Upgrade rand to 0.8 and rand_core to 0.6

[lopopolo]

This commit upgrades the rand dependency from 0.7 to the semver incompatible 0.8. This commit upgrades the rand_core dependency from 0.5 to the semver incompatible 0.6.

This commit updates all calls to Gen::gen_range to use a Range literal instead of calling with two parameters as this API now accepts either or Range or a RangeInclusive:

https://docs.rs/rand/0.8.0/rand/distributions/uniform/trait.SampleRange.html

This was the only breaking change that impacted quickcheck and it was isolated to the arbitrary module.

[lopopolo]

rand's MSRV has changed. Per the crate docs:

Rust version requirements

Since version 0.8, Rand requires Rustc version 1.36 or greater. Rand 0.7 requires Rustc 1.32 or greater while versions 0.5 require Rustc 1.22 or greater, and 0.4 and 0.3 (since approx. June 2017) require Rustc version 1.15 or greater. Subsets of the Rand code may work with older Rust versions, but this is not supported.

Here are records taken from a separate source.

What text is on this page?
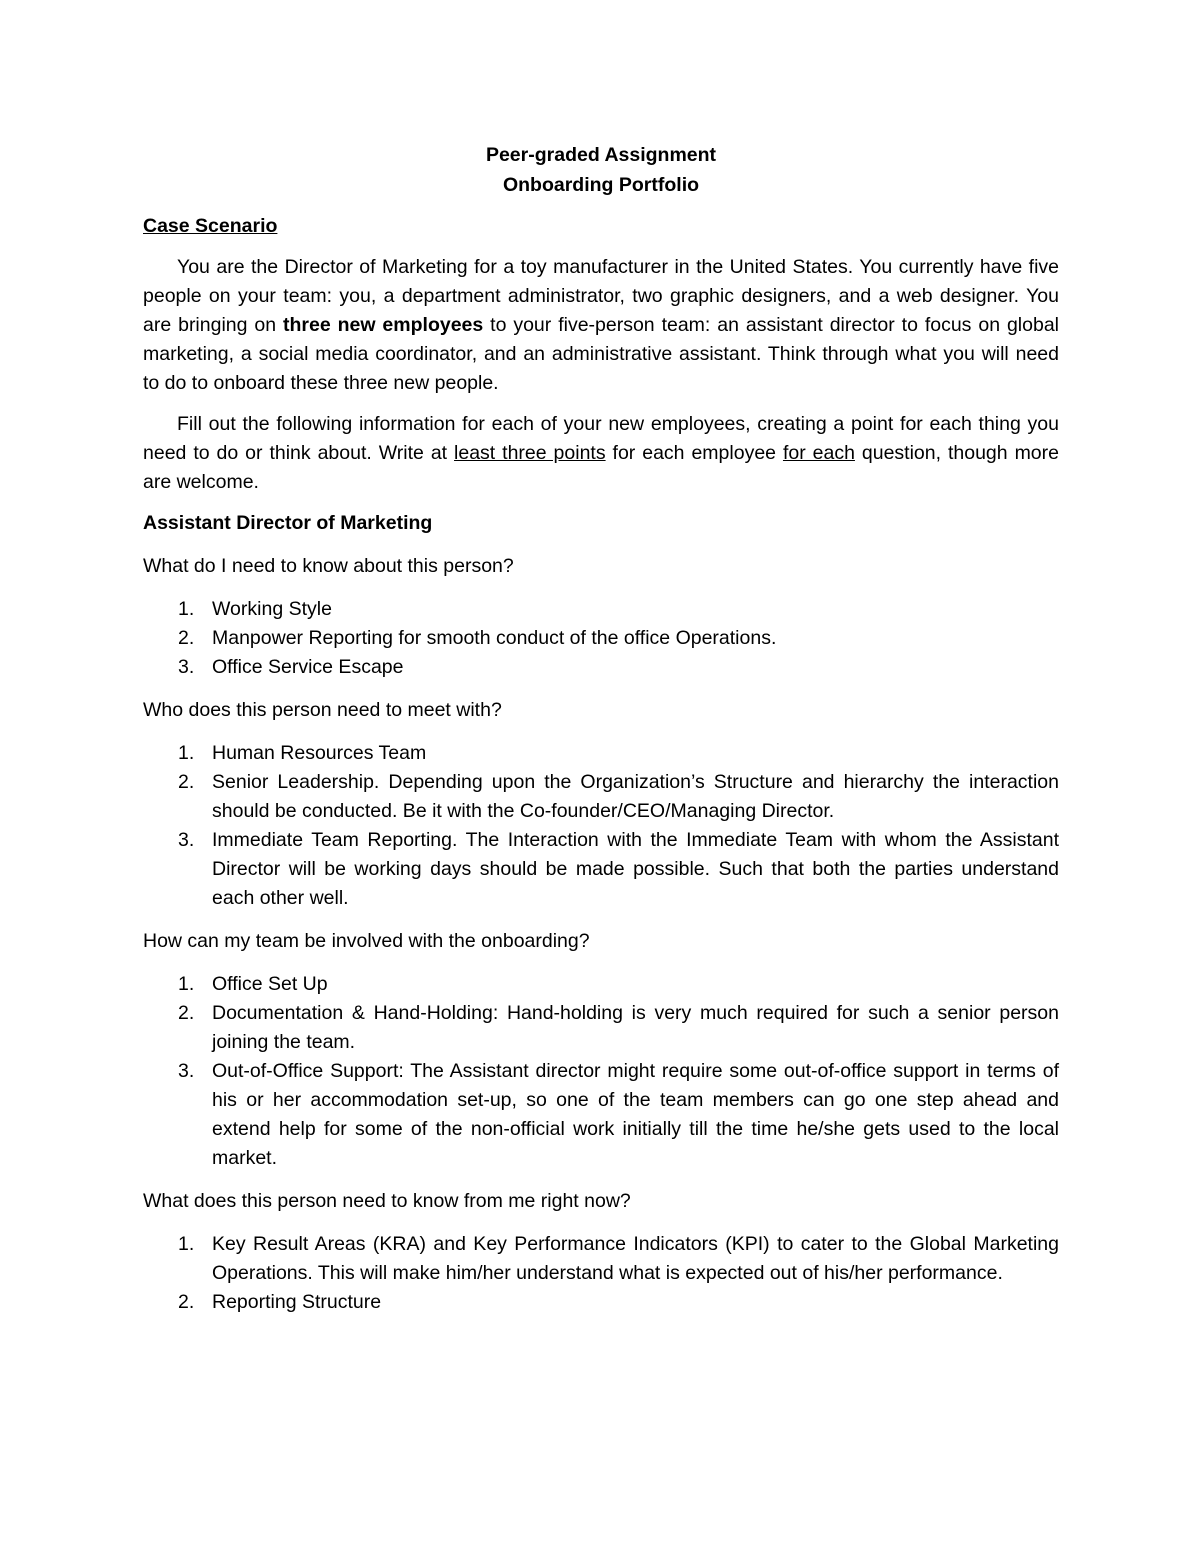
Peer-graded Assignment

Onboarding Portfolio

Case Scenario

You are the Director of Marketing for a toy manufacturer in the United States. You currently have five people on your team: you, a department administrator, two graphic designers, and a web designer. You are bringing on three new employees to your five-person team: an assistant director to focus on global marketing, a social media coordinator, and an administrative assistant. Think through what you will need to do to onboard these three new people.

Fill out the following information for each of your new employees, creating a point for each thing you need to do or think about. Write at least three points for each employee for each question, though more are welcome.

Assistant Director of Marketing

What do I need to know about this person?

1. Working Style
2. Manpower Reporting for smooth conduct of the office Operations.
3. Office Service Escape

Who does this person need to meet with?

1. Human Resources Team
2. Senior Leadership. Depending upon the Organization’s Structure and hierarchy the interaction should be conducted. Be it with the Co-founder/CEO/Managing Director.
3. Immediate Team Reporting. The Interaction with the Immediate Team with whom the Assistant Director will be working days should be made possible. Such that both the parties understand each other well.

How can my team be involved with the onboarding?

1. Office Set Up
2. Documentation & Hand-Holding: Hand-holding is very much required for such a senior person joining the team.
3. Out-of-Office Support: The Assistant director might require some out-of-office support in terms of his or her accommodation set-up, so one of the team members can go one step ahead and extend help for some of the non-official work initially till the time he/she gets used to the local market.

What does this person need to know from me right now?

1. Key Result Areas (KRA) and Key Performance Indicators (KPI) to cater to the Global Marketing Operations. This will make him/her understand what is expected out of his/her performance.
2. Reporting Structure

Rust 1.36.0 brought the stabilization of the alloc crate. rand has extern crate alloc in its source.

It looks likequickcheck CI expects to support an MSRV of 1.34.0: https://github.com/BurntSushi/quickcheck/pull/264/checks?check_run_id=1580281547.

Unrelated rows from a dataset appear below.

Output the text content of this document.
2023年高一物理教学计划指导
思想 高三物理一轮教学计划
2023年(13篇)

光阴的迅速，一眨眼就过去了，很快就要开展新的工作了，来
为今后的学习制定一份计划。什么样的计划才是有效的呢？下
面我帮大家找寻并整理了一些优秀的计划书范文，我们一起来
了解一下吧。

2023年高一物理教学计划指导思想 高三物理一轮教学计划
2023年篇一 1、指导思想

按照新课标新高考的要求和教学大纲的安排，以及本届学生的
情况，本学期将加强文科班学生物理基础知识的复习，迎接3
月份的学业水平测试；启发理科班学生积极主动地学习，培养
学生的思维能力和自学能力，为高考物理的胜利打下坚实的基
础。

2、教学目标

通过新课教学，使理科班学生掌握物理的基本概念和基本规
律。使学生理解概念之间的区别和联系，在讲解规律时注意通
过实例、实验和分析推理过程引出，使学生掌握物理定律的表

Is bumping quickcheck's MSRV something you would entertain @BurntSushi?

[vorot93]

@BurntSushi can this be merged soon? Would be happy to help push this over the finish line.

[PvdBerg1998]

Just hit this when upgrading my rand dependency.

[BurntSushi]

What problems are folks running into exactly? Worst case, you have multiple versions of rand in your dependency tree, no? Or is something preventing that?

[lopopolo]

@BurntSushi I tend to have #![warn(clippy::cargo)] in the lib.rs of the crates I publish on crates.io. This lint fails CI when multiple versions of a crate are in Cargo.lock. Running cargo-deny in CI would also fail when duplicate deps appear in the dep tree.

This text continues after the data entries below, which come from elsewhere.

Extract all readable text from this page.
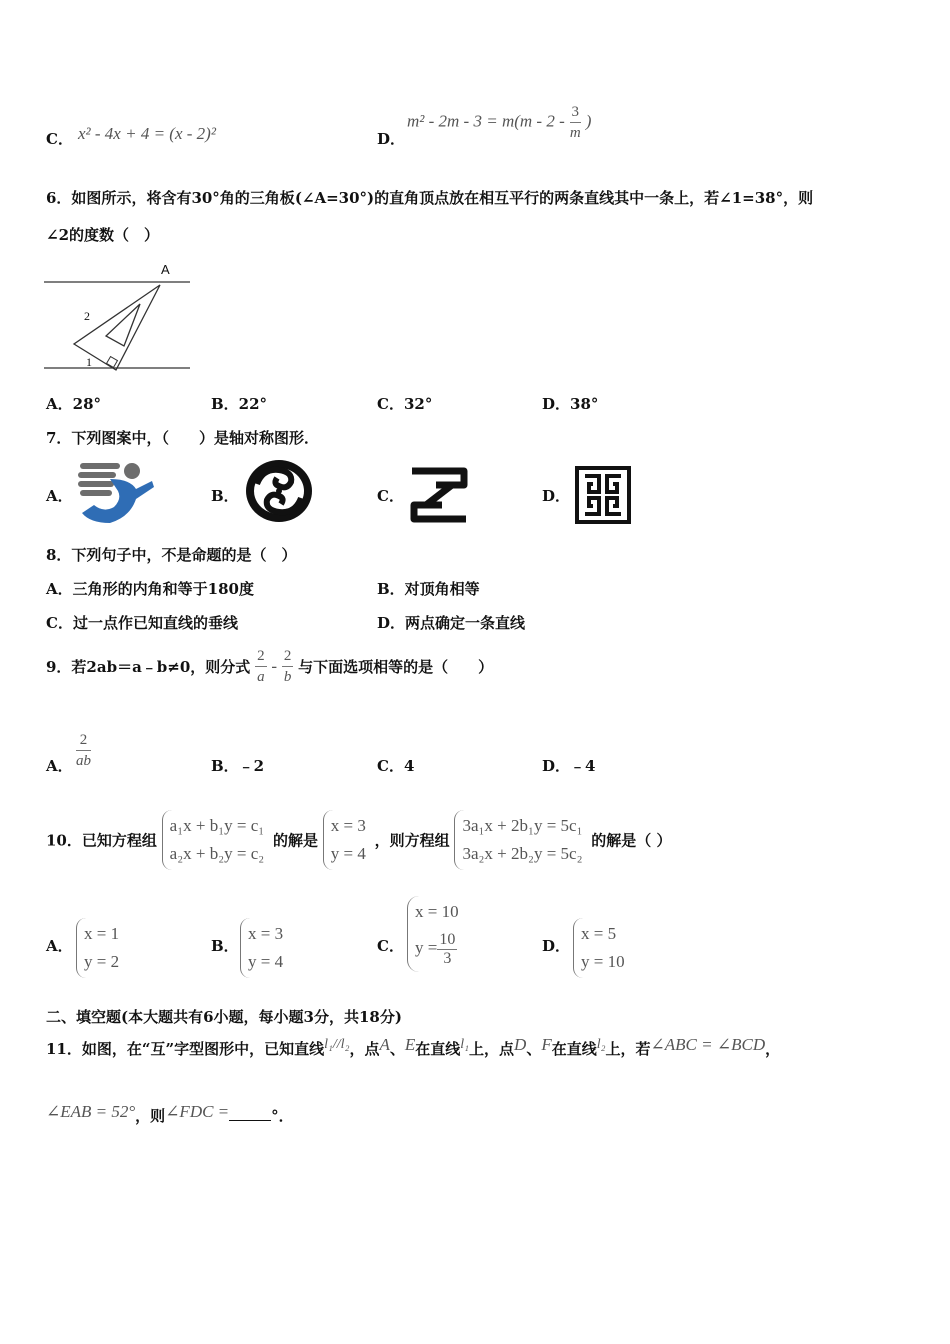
C． x² - 4x + 4 = (x - 2)²	D．
$m^2 - 2m - 3 = m(m - 2 - \frac{3}{m}$ )
6．如图所示，将含有30°角的三角板(∠A=30°)的直角顶点放在相互平行的两条直线其中一条上，若∠1=38°，则
∠2的度数（　）
A
2
1
A．28°	B．22°	C．32°	D．38°
7．下列图案中，（　　）是轴对称图形．
A．	B．	C．	D．
8．下列句子中，不是命题的是（　）
A．三角形的内角和等于180度	B．对顶角相等
C．过一点作已知直线的垂线	D．两点确定一条直线
9．若2ab＝a﹣b≠0，则分式 $\frac{2}{a} - \frac{2}{b}$ 与下面选项相等的是（　　）
A． $\frac{2}{ab}$	B．﹣2	C．4	D．﹣4
10．已知方程组
a₁x + b₁y = c₁
a₂x + b₂y = c₂
的解是
x = 3
y = 4
，则方程组
3a₁x + 2b₁y = 5c₁
3a₂x + 2b₂y = 5c₂
的解是（ ）
A．
x = 1
y = 2
B．
x = 3
y = 4
C．
x = 10
$y = \frac{10}{3}$	D．
x = 5
y = 10
二、填空题(本大题共有6小题，每小题3分，共18分)
11．如图，在“互”字型图形中，已知直线l₁//l₂，点A、E在直线l₁上，点D、F在直线l₂上，若∠ABC = ∠BCD，
∠EAB = 52°，则∠FDC =	°．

One of the crates I'd like to publish is rand_mt which uses an implementation of rand_core::RngCore as its primary public interface.

As it is a rand ecosystem RNG which uses quickcheck in some of its reseeding tests, multiple rand_core crates in this crate's tree is not acceptable for me. This PR being merged and published blocks publishing a mew major version of rand_mt based on the new rand_core.

[BurntSushi]

Multiple versions of rand/rand_core isn't something I consider to be a high priority problem. So this will have to wait until this gets done. That way it can be done in a single breaking change release instead of two.

[lopopolo]

Thanks for the context @BurntSushi. For rand_mt I've found a way to work around this by using getrandom directly to generate seeds and test input. I do find quickcheck to be more ergonomic.

[jhpratt]

@BurntSushi While there are no technical restrictions, I won't be upgrading the dependency for the time crate until this is done. Not a huge issue so far, as there's still work to do before the breaking release is out.